A bipartisan pair of senators introduced a bill to address the housing affordability crisis that they are touting as “comprehensive” and “historic.”
The ROAD to Housing Act of 2025, introduced Thursday by Republican Sen. Tim Scott of South Carolina and Democratic Sen. Elizabeth Warren of Massachusetts, lays out steps to boost the country’s housing supply, improve housing affordability and help remove regulatory barriers for development.
Scott and Warren are the chairman and ranking member, respectively, of the Senate Committee on Banking, Housing and Urban Affairs. The committee is scheduled to hold a session on the bill Tuesday morning.
“This is a collaborative effort that includes the work of my colleagues across the committee, and I look forward to advancing these solutions to the full Senate,” Scott said in a written statement.
A focal point of the bill is helping to limit the barriers to developing housing at the state and local levels. It would develop a framework for zoning and land-use policies, helping communities identify and overcome hurdles to housing development.
Some guidelines include eliminating parking minimums, allowing duplexes and triplexes by-right, reducing lot size requirements and maximizing floor-area ratios.
To spur housing development, the bill aims to increase production in opportunity zones and transit-oriented communities, and it has a focus on modular and manufactured housing development.
The bill’s 60 provisions also include plans to reform housing counseling programs, to increase reporting requirements for local housing agencies receiving federal grants, and to help families save to become homeowners.

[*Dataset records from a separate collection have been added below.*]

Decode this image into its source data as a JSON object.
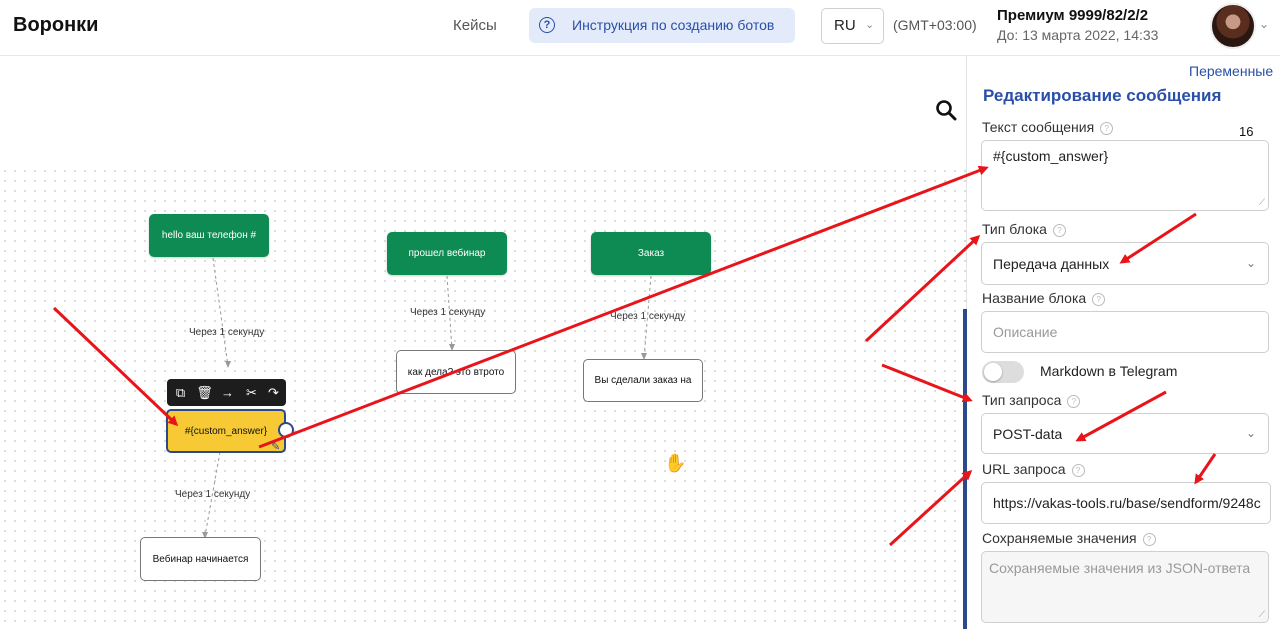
{
  "header": {
    "title": "Воронки",
    "nav_cases": "Кейсы",
    "help_label": "Инструкция по созданию ботов",
    "lang": "RU",
    "timezone": "(GMT+03:00)",
    "plan": "Премиум 9999/82/2/2",
    "plan_expiry": "До: 13 марта 2022, 14:33"
  },
  "canvas": {
    "nodes": [
      {
        "label": "hello  ваш телефон #"
      },
      {
        "label": "прошел вебинар"
      },
      {
        "label": "Заказ"
      },
      {
        "label": "#{custom_answer}"
      },
      {
        "label": "как дела? это втрото"
      },
      {
        "label": "Вы сделали заказ на"
      },
      {
        "label": "Вебинар начинается"
      }
    ],
    "edge_labels": [
      "Через 1 секунду",
      "Через 1 секунду",
      "Через 1 секунду",
      "Через 1 секунду"
    ],
    "accent": "#0e8b53",
    "selected_color": "#f6c935"
  },
  "panel": {
    "variables_link": "Переменные",
    "title": "Редактирование сообщения",
    "message_text_label": "Текст сообщения",
    "message_text_value": "#{custom_answer}",
    "char_count": "16",
    "block_type_label": "Тип блока",
    "block_type_value": "Передача данных",
    "block_name_label": "Название блока",
    "block_name_placeholder": "Описание",
    "markdown_label": "Markdown в Telegram",
    "request_type_label": "Тип запроса",
    "request_type_value": "POST-data",
    "url_label": "URL запроса",
    "url_value": "https://vakas-tools.ru/base/sendform/9248c",
    "saved_label": "Сохраняемые значения",
    "saved_placeholder": "Сохраняемые значения из JSON-ответа",
    "accent": "#2a4fa8"
  }
}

“With this historic bipartisan bill, we are taking a critical first step to bring down families’ number one monthly expense–housing costs,” Warren said in a statement.
“I’ve been calling on Congress to address our nation’s housing shortage for years, and I’m proud to work with Chair Scott and our entire Committee to put forward legislation that will boost housing supply, reduce homelessness, and expand homeownership for families.”
Earlier this month, President Donald Trump signed the One Big Beautiful Bill into law, expanding tax programs that have been used to produce more housing. The bill made opportunity zones a permanent fixture in the tax code and expanded the Low-Income Housing Tax Credit program — one of the primary tools for creating affordable rental housing.
The Trump administration’s proposed cuts to federal low-income housing programs like Section 8 are putting downward pressure on affordable supply, with developers and lenders pulling back on projects. The country’s supply of affordable housing is far below the need, with a study in March from the National Low Income Housing Coalition finding a shortage of 7.1 million homes for extremely low-income renters.